Path Selection Component
After network link attributes and topology information are flooded by the IGP and placed in the traffic engineering database, each ingress router uses the traffic engineering database to calculate the paths for its own set of LSPs across the routing domain. The path for each LSP can be represented by either a strict or loose explicit route. An explicit route is a preconfigured sequence of routers that should be part of the physical path of the LSP. If the ingress router specifies all the routers in the LSP, the LSP is said to be identified by a strict explicit route. If the ingress router specifies only some of the routers in the LSP, the LSP is described as a loose explicit route. Support for strict and loose explicit routes allows the path selection process to be given broad latitude whenever possible, but to be constrained when necessary.
The ingress router determines the physical path for each LSP by applying a Constrained Shortest Path First (CSPF) algorithm to the information in the traffic engineering database. CSPF is a shortest-path-first algorithm that has been modified to take into account specific restrictions when the shortest path across the network is calculated.
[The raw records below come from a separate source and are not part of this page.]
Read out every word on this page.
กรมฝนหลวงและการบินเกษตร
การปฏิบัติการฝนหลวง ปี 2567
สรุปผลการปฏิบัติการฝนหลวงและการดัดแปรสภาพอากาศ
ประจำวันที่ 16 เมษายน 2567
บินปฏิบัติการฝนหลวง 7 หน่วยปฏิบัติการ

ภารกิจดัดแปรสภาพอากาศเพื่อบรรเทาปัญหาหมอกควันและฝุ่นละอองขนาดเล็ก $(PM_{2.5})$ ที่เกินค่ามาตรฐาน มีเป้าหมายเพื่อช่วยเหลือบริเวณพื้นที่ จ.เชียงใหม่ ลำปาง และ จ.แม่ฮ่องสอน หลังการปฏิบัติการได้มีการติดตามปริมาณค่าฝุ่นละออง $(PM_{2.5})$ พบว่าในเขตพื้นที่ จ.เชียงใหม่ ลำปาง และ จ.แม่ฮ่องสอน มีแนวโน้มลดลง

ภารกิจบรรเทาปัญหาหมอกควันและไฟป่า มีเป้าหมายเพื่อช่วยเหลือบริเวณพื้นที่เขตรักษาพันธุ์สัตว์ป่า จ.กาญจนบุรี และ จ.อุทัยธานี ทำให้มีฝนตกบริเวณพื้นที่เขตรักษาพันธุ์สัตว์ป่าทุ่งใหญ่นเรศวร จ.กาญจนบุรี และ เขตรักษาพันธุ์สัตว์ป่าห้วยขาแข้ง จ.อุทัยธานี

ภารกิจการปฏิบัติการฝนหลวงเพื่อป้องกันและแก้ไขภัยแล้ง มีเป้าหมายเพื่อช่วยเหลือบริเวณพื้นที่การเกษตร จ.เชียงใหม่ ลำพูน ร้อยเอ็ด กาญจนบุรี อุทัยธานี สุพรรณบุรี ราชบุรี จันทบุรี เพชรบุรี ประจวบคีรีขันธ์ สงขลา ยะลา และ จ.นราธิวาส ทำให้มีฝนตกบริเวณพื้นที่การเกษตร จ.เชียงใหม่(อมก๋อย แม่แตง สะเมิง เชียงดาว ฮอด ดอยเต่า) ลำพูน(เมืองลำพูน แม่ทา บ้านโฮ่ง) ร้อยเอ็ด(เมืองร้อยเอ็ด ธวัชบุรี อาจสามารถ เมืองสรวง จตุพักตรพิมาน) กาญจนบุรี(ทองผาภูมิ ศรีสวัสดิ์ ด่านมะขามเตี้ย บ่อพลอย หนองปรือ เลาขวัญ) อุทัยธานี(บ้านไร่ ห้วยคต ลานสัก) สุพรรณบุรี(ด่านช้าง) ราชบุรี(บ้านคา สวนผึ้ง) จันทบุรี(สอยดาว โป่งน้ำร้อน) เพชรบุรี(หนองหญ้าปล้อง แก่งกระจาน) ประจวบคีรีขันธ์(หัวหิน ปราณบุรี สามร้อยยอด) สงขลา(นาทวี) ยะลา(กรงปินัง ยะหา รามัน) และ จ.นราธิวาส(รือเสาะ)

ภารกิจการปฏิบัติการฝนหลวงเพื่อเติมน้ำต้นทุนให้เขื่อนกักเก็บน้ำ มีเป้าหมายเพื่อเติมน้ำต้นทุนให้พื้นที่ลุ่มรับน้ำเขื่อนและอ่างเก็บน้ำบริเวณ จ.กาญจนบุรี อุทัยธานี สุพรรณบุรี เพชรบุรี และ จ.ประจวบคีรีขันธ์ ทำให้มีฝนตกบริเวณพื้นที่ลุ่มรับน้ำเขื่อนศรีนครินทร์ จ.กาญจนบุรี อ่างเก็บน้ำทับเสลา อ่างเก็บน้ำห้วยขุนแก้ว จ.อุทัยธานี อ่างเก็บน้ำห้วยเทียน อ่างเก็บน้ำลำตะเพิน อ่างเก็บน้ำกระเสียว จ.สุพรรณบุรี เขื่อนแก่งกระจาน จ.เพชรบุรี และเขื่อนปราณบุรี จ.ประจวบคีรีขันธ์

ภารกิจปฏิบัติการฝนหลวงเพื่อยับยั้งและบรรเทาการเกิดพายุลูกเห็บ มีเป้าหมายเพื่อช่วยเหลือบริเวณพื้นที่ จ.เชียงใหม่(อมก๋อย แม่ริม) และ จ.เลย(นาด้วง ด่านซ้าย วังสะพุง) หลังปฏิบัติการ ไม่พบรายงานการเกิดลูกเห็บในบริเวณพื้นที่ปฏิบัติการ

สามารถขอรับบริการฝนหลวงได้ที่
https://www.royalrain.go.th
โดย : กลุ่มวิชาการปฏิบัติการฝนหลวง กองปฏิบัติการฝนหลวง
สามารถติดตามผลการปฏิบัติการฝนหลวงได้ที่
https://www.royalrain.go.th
Input into the CSPF algorithm includes:
Topology link-state information learned from the IGP and maintained in the traffic engineering database
Attributes associated with the state of network resources (such as total link bandwidth, reserved link bandwidth, available link bandwidth, and link color) that are carried by IGP extensions and stored in the traffic engineering database
Administrative attributes required to support traffic traversing the proposed LSP (such as bandwidth requirements, maximum hop count, and administrative policy requirements) that are obtained from user configuration
As CSPF considers each candidate node and link for a new LSP, it either accepts or rejects a specific path component based on resource availability or whether selecting the component violates user policy constraints. The output of the CSPF calculation is an explicit route consisting of a sequence of router addresses that provides the shortest path through the network that meets the constraints. This explicit route is then passed to the signaling component, which establishes the forwarding state in the routers along the LSP.
An LSP is not known to be workable until it is actually established by the signaling component. The signaling component, which is responsible for establishing LSP state and distributing labels, relies on a number of extensions to RSVP:
The Explicit Route object allows an RSVP path message to traverse an explicit sequence of routers that is independent of conventional shortest-path IP routing. The explicit route can be either strict or loose.
The Label Request object permits the RSVP path message to request that intermediate routers provide a label binding for the LSP that it is establishing.
The Label object allows RSVP to support the distribution of labels without changing its existing mechanisms. Because the RSVP Resv message follows the reverse path of the RSVP path message, the Label object supports the distribution of labels from downstream nodes to upstream nodes.